Лица молодые и старые, искажённые неистовством, крича оглушительно, придвинулись вплотную; слюна летела изо ртов, текли грязные слёзы. Чьи-то пальцы крючьями впились в его плечо, кто-то пнул под коленку, другой кулаком огрел по спине. Багровый от натуги, потерявший всю свою нежную красоту Клитандр дико вопил: «Дай их нам, старый козёл, слышишь? Дай их нам всех, ВСЕХ!..» Видимо, речь шла о женщинах. Или о мальчиках. Или обо всех сразу.
…Ныне любая плоть способна оказаться лживым маревом. Это просто не могут быть его добрые ученики и воскресшие горожане. Так подумал Левкий, барахтаясь и уже почти задыхаясь под грудой потных тел. А подумав, пустил в ход всю свою немалую волю, отрешился на мгновение от чувств телесных и твёрдо сказал себе: этих людей нет.
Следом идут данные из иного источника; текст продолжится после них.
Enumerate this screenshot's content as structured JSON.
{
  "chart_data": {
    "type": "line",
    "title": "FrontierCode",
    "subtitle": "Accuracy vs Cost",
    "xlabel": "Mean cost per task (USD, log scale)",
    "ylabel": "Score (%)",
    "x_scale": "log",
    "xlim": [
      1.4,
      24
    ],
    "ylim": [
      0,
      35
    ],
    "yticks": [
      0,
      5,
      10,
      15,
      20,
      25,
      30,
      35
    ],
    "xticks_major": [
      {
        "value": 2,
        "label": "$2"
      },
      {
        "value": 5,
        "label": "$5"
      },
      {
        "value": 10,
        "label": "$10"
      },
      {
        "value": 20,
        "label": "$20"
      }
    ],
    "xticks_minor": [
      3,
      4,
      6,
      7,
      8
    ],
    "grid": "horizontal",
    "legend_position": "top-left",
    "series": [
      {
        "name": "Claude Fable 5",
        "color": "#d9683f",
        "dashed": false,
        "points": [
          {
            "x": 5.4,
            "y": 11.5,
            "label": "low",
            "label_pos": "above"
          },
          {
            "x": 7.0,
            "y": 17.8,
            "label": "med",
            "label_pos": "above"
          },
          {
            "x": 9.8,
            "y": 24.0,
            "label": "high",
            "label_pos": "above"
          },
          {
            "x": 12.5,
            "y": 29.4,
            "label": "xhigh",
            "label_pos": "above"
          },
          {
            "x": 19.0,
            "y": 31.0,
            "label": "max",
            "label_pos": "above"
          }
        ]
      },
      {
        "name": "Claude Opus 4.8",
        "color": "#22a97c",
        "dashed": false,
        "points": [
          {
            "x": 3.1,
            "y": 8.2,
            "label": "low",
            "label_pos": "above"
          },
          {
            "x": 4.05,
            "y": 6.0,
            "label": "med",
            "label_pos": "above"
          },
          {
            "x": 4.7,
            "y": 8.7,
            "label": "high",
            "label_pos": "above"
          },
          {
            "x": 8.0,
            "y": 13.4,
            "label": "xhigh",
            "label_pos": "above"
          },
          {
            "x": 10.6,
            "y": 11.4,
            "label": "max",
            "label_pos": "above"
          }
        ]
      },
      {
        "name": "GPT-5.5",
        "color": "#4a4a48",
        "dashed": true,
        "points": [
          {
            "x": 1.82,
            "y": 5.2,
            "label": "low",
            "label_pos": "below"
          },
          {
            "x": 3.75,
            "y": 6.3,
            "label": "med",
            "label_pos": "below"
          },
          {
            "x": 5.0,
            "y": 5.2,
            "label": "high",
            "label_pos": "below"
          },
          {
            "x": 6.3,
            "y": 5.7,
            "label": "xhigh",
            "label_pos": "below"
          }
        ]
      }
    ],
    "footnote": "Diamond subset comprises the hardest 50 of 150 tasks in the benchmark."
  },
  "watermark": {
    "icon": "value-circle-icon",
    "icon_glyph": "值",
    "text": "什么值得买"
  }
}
И они исчезли. Песок вокруг лежанки был изрыт, сено размётано; разбит горшок с остатками горохового супа, стоявший в ногах лежанки. Точь-в-точь следы жестокой борьбы. Но ведь и сам Левкий, борясь с фантомами, мог сделать это. А синяки и набухающие кровью борозды от ногтей — тоже сам?… Киник с сомнением глянул на свои короткие, обгрызенные до кожи ногти.
Внезапно всё стало для него ясным, будто самый солнечный из приморских дней. Добыв из заветного уголка между камнями амфору с вином (настоящим, не подаренным Сферой, а купленным на городском рынке), Левкий отпил хороший глоток. Затем сел, скрестив ноги и не выпуская амфоры; приложился к ней подольше, вытер губы — и сказал в пространство, зная кому:
— Твои штучки, варвар, жирный боров! Ну, попадись мне…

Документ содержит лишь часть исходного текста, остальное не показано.